Trapping will take time and additional knowledge to implement. You must learn which type of trap to use, where and when to place the trap, which lure to use, how often to check the trap, and what trap catches mean. However, trapping will save you money in the long run by indicating whether you actually have an insect infestation and whether it is severe enough to require treatment. Trapping will also help you time your treatment efforts to the most susceptible life stage of the pest. By trapping the adult insects, you will realize you have a pest problem long before the damaging larvae are present.
Type of trap
It is important to use the appropriate lure specific to the pest you want to monitor as well as the correct trap. Pheromone traps may be sticky traps such as the delta or winged traps used to monitor gypsy moth and other tree or orchard pests.
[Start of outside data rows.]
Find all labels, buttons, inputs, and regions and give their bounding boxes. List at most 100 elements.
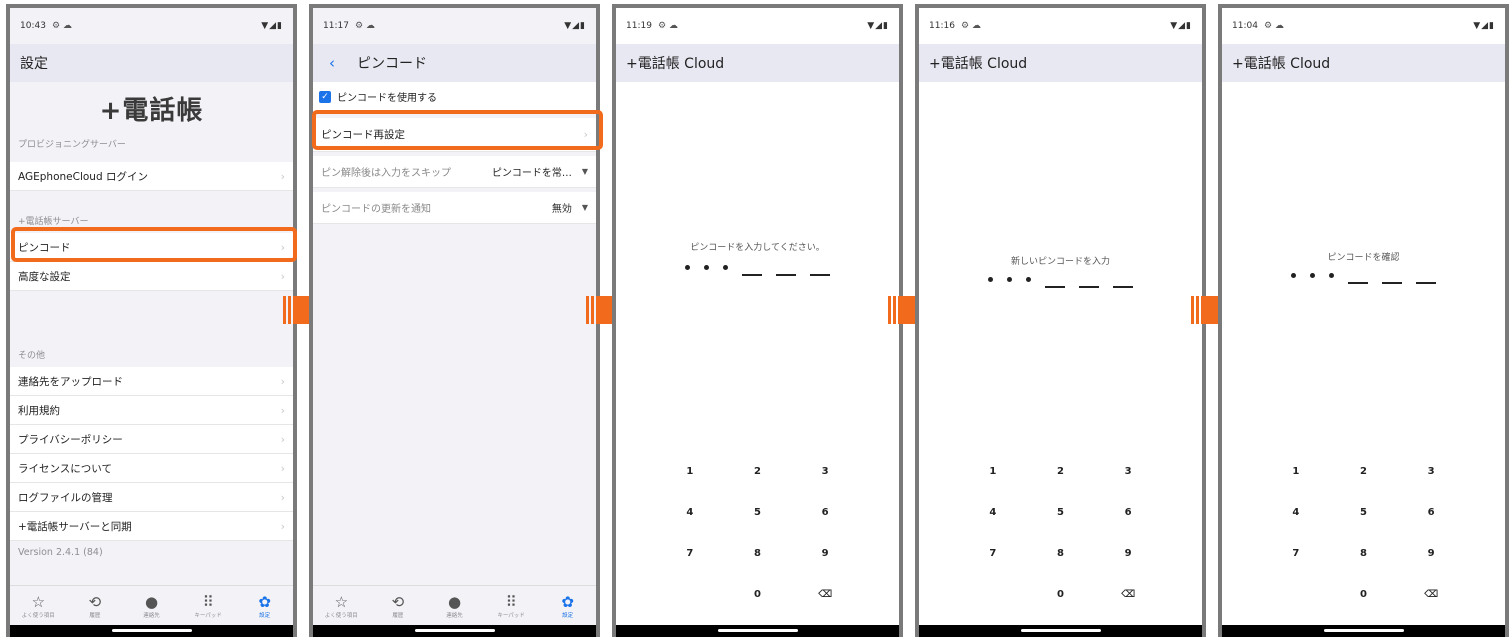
key-2[interactable]: 2 (1330, 466, 1398, 480)
key-3[interactable]: 3 (1094, 466, 1162, 480)
tab-history[interactable]: ⟲ 履歴 (72, 593, 118, 619)
pin-slot (1382, 282, 1402, 284)
home-indicator (1222, 625, 1505, 637)
tab-favorites[interactable]: ☆ よく使う項目 (15, 593, 61, 619)
page-title: ピンコード (357, 56, 427, 72)
key-4[interactable]: 4 (1262, 507, 1330, 521)
home-indicator (10, 625, 293, 637)
status-icons-left: ⚙ ☁ (960, 21, 981, 31)
key-6[interactable]: 6 (1094, 507, 1162, 521)
key-0[interactable]: 0 (1330, 589, 1398, 603)
tab-contacts[interactable]: ● 連絡先 (431, 593, 477, 619)
key-1[interactable]: 1 (1262, 466, 1330, 480)
page-title: 設定 (10, 44, 293, 82)
status-time: 11:04 (1232, 21, 1258, 31)
upload-contacts-row[interactable]: 連絡先をアップロード › (10, 367, 293, 396)
keypad-icon: ⠿ (505, 592, 517, 611)
advanced-settings-row[interactable]: 高度な設定 › (10, 262, 293, 291)
history-icon: ⟲ (391, 592, 405, 611)
status-icons-right: ▼◢▮ (1473, 21, 1495, 31)
numeric-keypad: 1 2 3 4 5 6 7 8 9 0 ⌫ (959, 466, 1162, 603)
pin-dot (1291, 273, 1296, 279)
status-icons-left: ⚙ ☁ (657, 21, 678, 31)
tab-settings[interactable]: ✿ 設定 (242, 593, 288, 619)
tab-keypad[interactable]: ⠿ キーパッド (185, 593, 231, 619)
chevron-right-icon: › (280, 461, 285, 475)
chevron-right-icon: › (280, 519, 285, 533)
key-2[interactable]: 2 (724, 466, 792, 480)
key-6[interactable]: 6 (1397, 507, 1465, 521)
key-9[interactable]: 9 (1094, 548, 1162, 562)
chevron-right-icon: › (280, 432, 285, 446)
backspace-icon[interactable]: ⌫ (791, 589, 859, 603)
person-icon: ● (447, 592, 462, 611)
backspace-icon[interactable]: ⌫ (1094, 589, 1162, 603)
home-indicator (616, 625, 899, 637)
sync-row[interactable]: +電話帳サーバーと同期 › (10, 512, 293, 541)
license-row[interactable]: ライセンスについて › (10, 454, 293, 483)
backspace-icon[interactable]: ⌫ (1397, 589, 1465, 603)
status-bar: 11:17 ⚙ ☁ ▼◢▮ (313, 8, 596, 44)
tab-keypad[interactable]: ⠿ キーパッド (488, 593, 534, 619)
tab-contacts[interactable]: ● 連絡先 (128, 593, 174, 619)
pin-prompt: 新しいピンコードを入力 (1010, 257, 1110, 267)
key-4[interactable]: 4 (656, 507, 724, 521)
key-0[interactable]: 0 (1027, 589, 1095, 603)
key-2[interactable]: 2 (1027, 466, 1095, 480)
skip-pin-select[interactable]: ピン解除後は入力をスキップ ピンコードを常… ▼ (313, 156, 596, 188)
use-pin-checkbox[interactable]: ✓ ピンコードを使用する (313, 82, 596, 112)
terms-row[interactable]: 利用規約 › (10, 396, 293, 425)
key-8[interactable]: 8 (1330, 548, 1398, 562)
version-label: Version 2.4.1 (84) (18, 546, 103, 558)
status-bar: 11:04 ⚙ ☁ ▼◢▮ (1222, 8, 1505, 44)
pin-slot (742, 274, 762, 276)
page-title: +電話帳 Cloud (1222, 44, 1505, 82)
key-8[interactable]: 8 (724, 548, 792, 562)
login-row[interactable]: AGEphoneCloud ログイン › (10, 162, 293, 191)
key-1[interactable]: 1 (656, 466, 724, 480)
key-0[interactable]: 0 (724, 589, 792, 603)
pin-slot (776, 274, 796, 276)
key-1[interactable]: 1 (959, 466, 1027, 480)
key-4[interactable]: 4 (959, 507, 1027, 521)
key-3[interactable]: 3 (791, 466, 859, 480)
status-bar: 10:43 ⚙ ☁ ▼◢▮ (10, 8, 293, 44)
pin-slot (1079, 286, 1099, 288)
brand-logo: +電話帳 (99, 95, 204, 126)
pin-digits (1222, 268, 1505, 284)
logs-row[interactable]: ログファイルの管理 › (10, 483, 293, 512)
pin-slot (1416, 282, 1436, 284)
back-arrow-icon[interactable]: ‹ (329, 54, 335, 72)
pin-slot (1348, 282, 1368, 284)
key-7[interactable]: 7 (959, 548, 1027, 562)
privacy-row[interactable]: プライバシーポリシー › (10, 425, 293, 454)
tab-history[interactable]: ⟲ 履歴 (375, 593, 421, 619)
numeric-keypad: 1 2 3 4 5 6 7 8 9 0 ⌫ (1262, 466, 1465, 603)
pin-digits (616, 260, 899, 276)
phone-new-pin: 11:16 ⚙ ☁ ▼◢▮ +電話帳 Cloud 新しいピンコードを入力 1 2… (915, 4, 1206, 637)
key-5[interactable]: 5 (724, 507, 792, 521)
section-provisioning: プロビジョニングサーバー (18, 140, 126, 150)
key-9[interactable]: 9 (1397, 548, 1465, 562)
page-title: +電話帳 Cloud (616, 44, 899, 82)
key-8[interactable]: 8 (1027, 548, 1095, 562)
key-5[interactable]: 5 (1330, 507, 1398, 521)
pin-dot (1310, 273, 1315, 279)
key-3[interactable]: 3 (1397, 466, 1465, 480)
tab-bar: ☆ よく使う項目 ⟲ 履歴 ● 連絡先 ⠿ キーパッド ✿ 設定 (313, 585, 596, 625)
tab-settings[interactable]: ✿ 設定 (545, 593, 591, 619)
key-7[interactable]: 7 (1262, 548, 1330, 562)
key-7[interactable]: 7 (656, 548, 724, 562)
pin-dot (723, 265, 728, 271)
history-icon: ⟲ (88, 592, 102, 611)
notify-pin-select[interactable]: ピンコードの更新を通知 無効 ▼ (313, 192, 596, 224)
tab-favorites[interactable]: ☆ よく使う項目 (318, 593, 364, 619)
phone-confirm-pin: 11:04 ⚙ ☁ ▼◢▮ +電話帳 Cloud ピンコードを確認 1 2 3 … (1218, 4, 1509, 637)
key-9[interactable]: 9 (791, 548, 859, 562)
key-empty (1262, 589, 1330, 603)
chevron-down-icon: ▼ (581, 167, 588, 176)
key-6[interactable]: 6 (791, 507, 859, 521)
home-indicator (919, 625, 1202, 637)
highlight-reset-pin (312, 110, 603, 150)
key-5[interactable]: 5 (1027, 507, 1095, 521)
Some insects such as Japanese beetles and corn earworm moths require specifically-designed traps. For example, corn earworm moths must be trapped in a specialized wire mesh trap called a Hartstack trap.
Traps should be in place at least 2 weeks before the earliest known emergence of the insect in your area. Extension specialists can help you determine when to set out traps. Check traps at least twice a week. Once insects appear in the trap, monitor at least every other day so you don’t miss population trends and peak emergences. Record the number of moths caught at each visit so you can compare trends at a later date if needed.
Trap location is important. Ideally, every susceptible field should have a pheromone trap located in or near it. For example, if you are trapping corn earworm moths, you should have an earworm trap in every silking sweet corn field. Traps should be placed level with the crop canopy “upwind” at the field edge so that the pheromone can be dispersed through the field.
Lures, the plastic or rubber strips impregnated with the pheromone, should be kept in the freezer until ready to use. Do not expose lures to heat. Replace according to package directions. For example, earworm lures should be changed every 2 weeks. Because there will still be some pheromone left on the old lure, remove it from the field and dispose of it along with the packaging material for the new lure. Do not leave the used lure in the field as there is enough pheromone remaining to attract (and confuse) the moths.